From the Guidelines
For the treatment of E. coli infections, particularly in cases of uncomplicated cystitis, nitrofurantoin for 5 days is recommended as the best oral antibiotic option, as suggested by the American College of Physicians in 2021 1. This recommendation is based on the most recent and highest quality evidence available, which prioritizes the use of nitrofurantoin due to its efficacy and lower propensity for adverse effects compared to other options like fluoroquinolones. The choice of antibiotic should always consider the site of infection, local antibiotic resistance patterns, and patient-specific factors.
- Key considerations in the management of E. coli infections include:
- The infection site: Different infections (e.g., cystitis vs. pyelonephritis) may require different treatment durations and antibiotic choices.

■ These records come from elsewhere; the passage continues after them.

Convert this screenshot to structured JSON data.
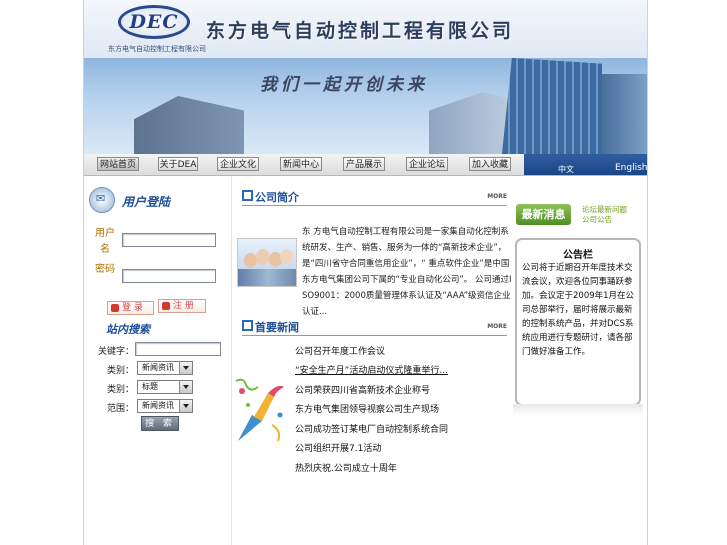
{
  "header": {
    "logo_text": "DEC",
    "logo_subtitle": "东方电气自动控制工程有限公司",
    "company_name": "东方电气自动控制工程有限公司"
  },
  "banner": {
    "slogan": "我们一起开创未来"
  },
  "nav": {
    "items": [
      "网站首页",
      "关于DEA",
      "企业文化",
      "新闻中心",
      "产品展示",
      "企业论坛",
      "加入收藏"
    ],
    "lang_cn": "中文",
    "lang_en": "English"
  },
  "login": {
    "title": "用户登陆",
    "username_label": "用户名",
    "password_label": "密码",
    "login_button": "登 录",
    "register_button": "注 册"
  },
  "search": {
    "title": "站内搜索",
    "keyword_label": "关键字：",
    "type_label": "类别：",
    "category_label": "类别：",
    "field_label": "范围：",
    "select1": "新闻资讯",
    "select2": "标题",
    "select3": "新闻资讯",
    "button": "搜 索"
  },
  "intro": {
    "title": "公司简介",
    "more": "MORE",
    "text": "东 方电气自动控制工程有限公司是一家集自动化控制系统研发、生产、销售、服务为一体的“高新技术企业”，是“四川省守合同重信用企业”，“ 重点软件企业”是中国东方电气集团公司下属的“专业自动化公司”。 公司通过ISO9001：2000质量管理体系认证及“AAA”级资信企业认证..."
  },
  "news": {
    "title": "首要新闻",
    "more": "MORE",
    "items": [
      "公司召开年度工作会议",
      "“安全生产月”活动启动仪式隆重举行...",
      "公司荣获四川省高新技术企业称号",
      "东方电气集团领导视察公司生产现场",
      "公司成功签订某电厂自动控制系统合同",
      "公司组织开展7.1活动",
      "热烈庆祝.公司成立十周年"
    ]
  },
  "latest": {
    "badge": "最新消息",
    "link1": "论坛最新问题",
    "link2": "公司公告"
  },
  "notice": {
    "title": "公告栏",
    "body": "公司将于近期召开年度技术交流会议，欢迎各位同事踊跃参加。会议定于2009年1月在公司总部举行，届时将展示最新的控制系统产品，并对DCS系统应用进行专题研讨，请各部门做好准备工作。"
  },
  "colors": {
    "brand_blue": "#1f4f98",
    "nav_lang_bg": "#1b4685",
    "latest_green": "#4d8f22",
    "label_orange": "#b07000"
  }
}
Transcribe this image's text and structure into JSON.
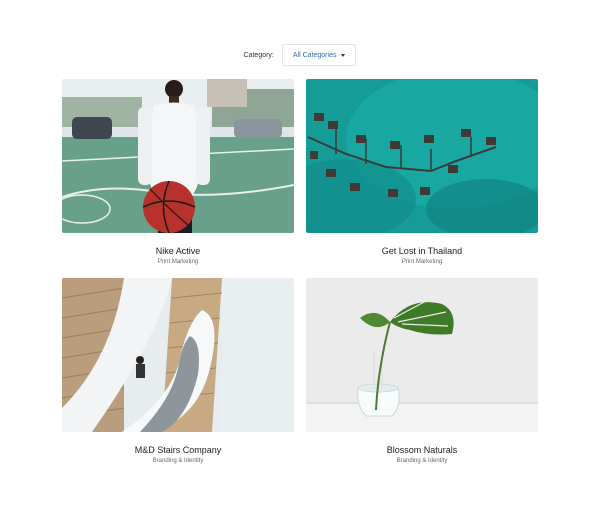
{
  "filter": {
    "label": "Category:",
    "selected": "All Categories"
  },
  "portfolio": {
    "items": [
      {
        "title": "Nike Active",
        "category": "Print Marketing"
      },
      {
        "title": "Get Lost in Thailand",
        "category": "Print Marketing"
      },
      {
        "title": "M&D Stairs Company",
        "category": "Branding & Identity"
      },
      {
        "title": "Blossom Naturals",
        "category": "Branding & Identity"
      }
    ]
  },
  "colors": {
    "accent": "#2f6db5",
    "border": "#e3e6ea"
  }
}
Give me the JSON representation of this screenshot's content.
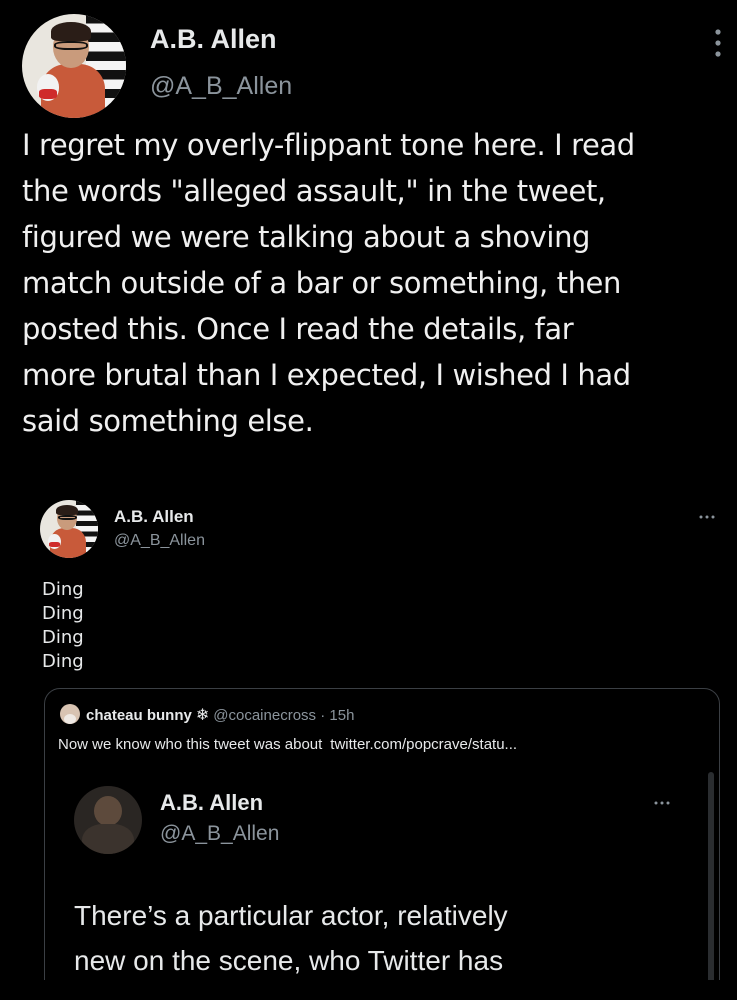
{
  "main_tweet": {
    "display_name": "A.B. Allen",
    "handle": "@A_B_Allen",
    "more_icon": "vertical-ellipsis",
    "text_lines": [
      "I regret my overly-flippant tone here. I read",
      "the words \"alleged assault,\" in the tweet,",
      "figured we were talking about a shoving",
      "match outside of a bar or something, then",
      "posted this. Once I read the details, far",
      "more brutal than I expected, I wished I had",
      "said something else."
    ]
  },
  "quoted_tweet": {
    "display_name": "A.B. Allen",
    "handle": "@A_B_Allen",
    "more_icon": "horizontal-ellipsis",
    "lines": [
      "Ding",
      "Ding",
      "Ding",
      "Ding"
    ],
    "quote": {
      "author_name": "chateau bunny",
      "author_emoji": "snowflake",
      "author_handle": "@cocainecross",
      "time": "· 15h",
      "text": "Now we know who this tweet was about",
      "link": "twitter.com/popcrave/statu...",
      "nested": {
        "display_name": "A.B. Allen",
        "handle": "@A_B_Allen",
        "more_icon": "horizontal-ellipsis",
        "text_lines": [
          "There’s a particular actor, relatively",
          "new on the scene, who Twitter has"
        ]
      }
    }
  },
  "colors": {
    "background": "#000000",
    "text": "#e7e9ea",
    "secondary_text": "#8b949c",
    "border": "#3b3f44"
  }
}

- Antibiotic resistance patterns: Local resistance rates, especially for E. coli, should guide empirical antibiotic selection, as resistance patterns can vary significantly by region and over time 1.
- Patient factors: Including previous antibiotic use, travel history, and the presence of any underlying health conditions that could affect treatment choice or duration.
- Alternatives to nitrofurantoin may include trimethoprim-sulfamethoxazole (TMP-SMX) for 3 days or fosfomycin as a single dose for uncomplicated cystitis, and fluoroquinolones or TMP-SMX for longer durations in the case of pyelonephritis, depending on susceptibility patterns and patient factors 1.
- It is crucial to complete the full course of antibiotics as prescribed, even if symptoms improve quickly, to ensure the infection is fully cleared and to minimize the development of antibiotic resistance.
- Given the increasing concern of antibiotic resistance in E. coli, treatment should ideally be guided by susceptibility testing when available, and patients should be advised to stay well-hydrated during treatment and to report any worsening symptoms or lack of improvement after 48-72 hours.
From the FDA Drug Label
Fosfomycin tromethamine granules for oral solution is indicated only for the treatment of uncomplicated urinary tract infections (acute cystitis) in women due to susceptible strains of Escherichia coli and Enterococcus faecalis. Fosfomycin has been shown to be active against most strains of the following microorganisms, both in vitro and in clinical infections as described in the INDICATIONS AND USAGE section: Aerobic gram-negative microorganisms Escherichia coli
The best oral antibiotic for E. coli is fosfomycin (PO), as it is specifically indicated for the treatment of uncomplicated urinary tract infections due to susceptible strains of Escherichia coli 2 2.
- Key points:
- Fosfomycin is bactericidal in urine at therapeutic doses.
- It has in vitro activity against a broad range of gram-positive and gram-negative aerobic microorganisms.
- There is generally no cross-resistance between fosfomycin and other classes of antibacterial agents.
From the Research
Oral Antibiotic Options for E. coli
- The recommended first-line empiric antibiotic therapy for acute uncomplicated bacterial cystitis in otherwise healthy adult nonpregnant females includes a 5-day course of nitrofurantoin, a 3-g single dose of fosfomycin tromethamine, or a 5-day course of pivmecillinam 3.
- Second-line options include oral cephalosporins such as cephalexin or cefixime, fluoroquinolones, and β-lactams, such as amoxicillin-clavulanate 3.
- Treatment oral options for UTIs due to ESBLs-E coli include nitrofurantoin, fosfomycin, pivmecillinam, amoxicillin-clavulanate, finafloxacin, and sitafloxacin 3.
Resistance Rates
- High rates of resistance for trimethoprim-sulfamethoxazole and ciprofloxacin preclude their use as empiric treatment of UTIs in several communities, particularly if patients who were recently exposed to them or in patients who are at risk of infections with extended-spectrum β-lactamases (ESBLs)-producing Enterobacteriales 3.
- The E. coli species detected in one study were least resistant to fosfomycin (2.4%) 4.
- Resistance rates to ampicillin (63%), trimethoprim-sulfamethoxazole (44%), ciprofloxacin (31%), and cefazolin (30%) were detected in another study, while no or low resistance against amikacin (0%), fosfomycin (0%), and nitrofurantoin (2.7%) was detected 5.
Predictors of Resistance
- Having a prior UTI caused by a trimethoprim-sulfamethoxazole resistant gram-negative organism and being born outside the U.S increased the odds of trimethoprim-sulfamethoxazole resistance 5.
- Having a complicated UTI, prior fluoroquinolone use, and a prior UTI with ciprofloxacin resistance increased the odds of having a ciprofloxacin resistance 5.
- Recurrent UTI, genitourinary abnormalities, and trimethoprim-sulfamethoxazole use within 90 days were identified as predictors of trimethoprim-sulfamethoxazole resistance in another study 6.